Haiti’s children ‘dragged into hell’ as gang violence rages

Jude Chery has heard talk of armed gangs for most of his life.

The 30-year-old Haitian activist remembers that he started to learn the names of powerful gang leaders even as a child in primary school.

In the decades since, new gangs have formed, and new gang leaders — including some with international profiles — have taken over, as Haiti experienced multiple waves of political upheaval and uncertainty.

Now, the Caribbean nation is in the grips of a period of deadly gang violence and instability that many Haitians say is the worst they have ever seen.

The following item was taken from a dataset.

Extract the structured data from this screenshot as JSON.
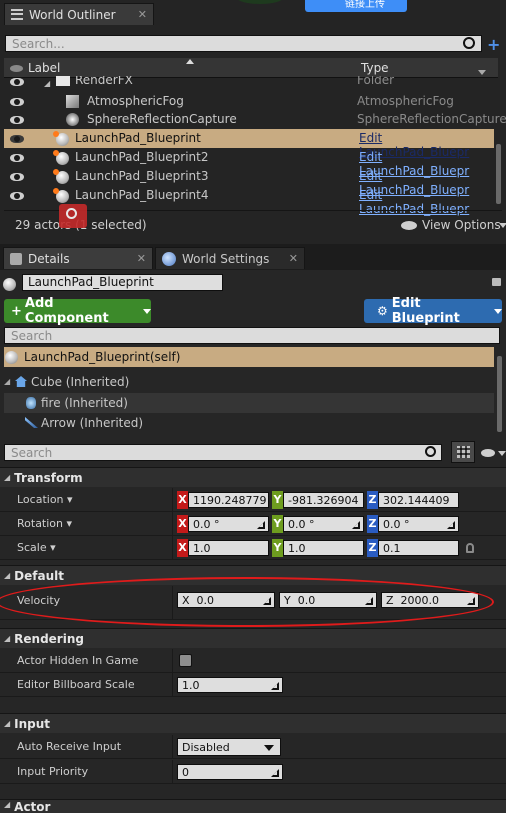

Yet for Haiti’s children — the millions caught in the crossfire, no longer able to attend school, or pushed to join the armed gangs amid crippling poverty — the situation is especially dire.

“Our youth should be worrying about how to study, how to innovate, how to do research, how to contribute to society,” Chery told Al Jazeera in a phone interview from the capital Port-au-Prince.

“But us in Haiti, we have other worries as youth: It’s about what to eat. Can I go outside today? We live each day, 24 hours a day, hoping to see tomorrow.”

‘Institutional limbo’

For decades, armed gangs with connections to Haiti’s political and business elites have used violence to gain control of territory and exert pressure on their rivals.

With funding from wealthy backers, as well as money gathered through drug trafficking, kidnappings and other illicit activities, Haiti’s gangs filled a void caused by years of political instability and accrued power.

But it was the 2021 assassination of Haitian President Jovenel Moise that created an opening for the gangs to strengthen their authority. No federal elections have been held in years, and faith in the state has plummeted.

Haiti continues to undergo a shaky political transition, as it seeks to fill the power vacuum created by Moise’s killing. But experts say the gangs — now believed to control at least 80 percent of Port-au-Prince — have become even more emboldened.

The gangs are “probably stronger than ever”, said Romain Le Cour, a senior expert at the Global Initiative against Transnational Organized Crime, a research group in Geneva.

They have maintained their firepower as well as territorial and economic strength even as a United Nations-backed, multinational police force led by Kenya was deployed earlier this year to try to restore stability, he explained.

This month, the gangs again captured global attention after passenger planes were hit by gunfire at the airport in Port-au-Prince, prompting international airlines to suspend flights into the city and isolating the country further.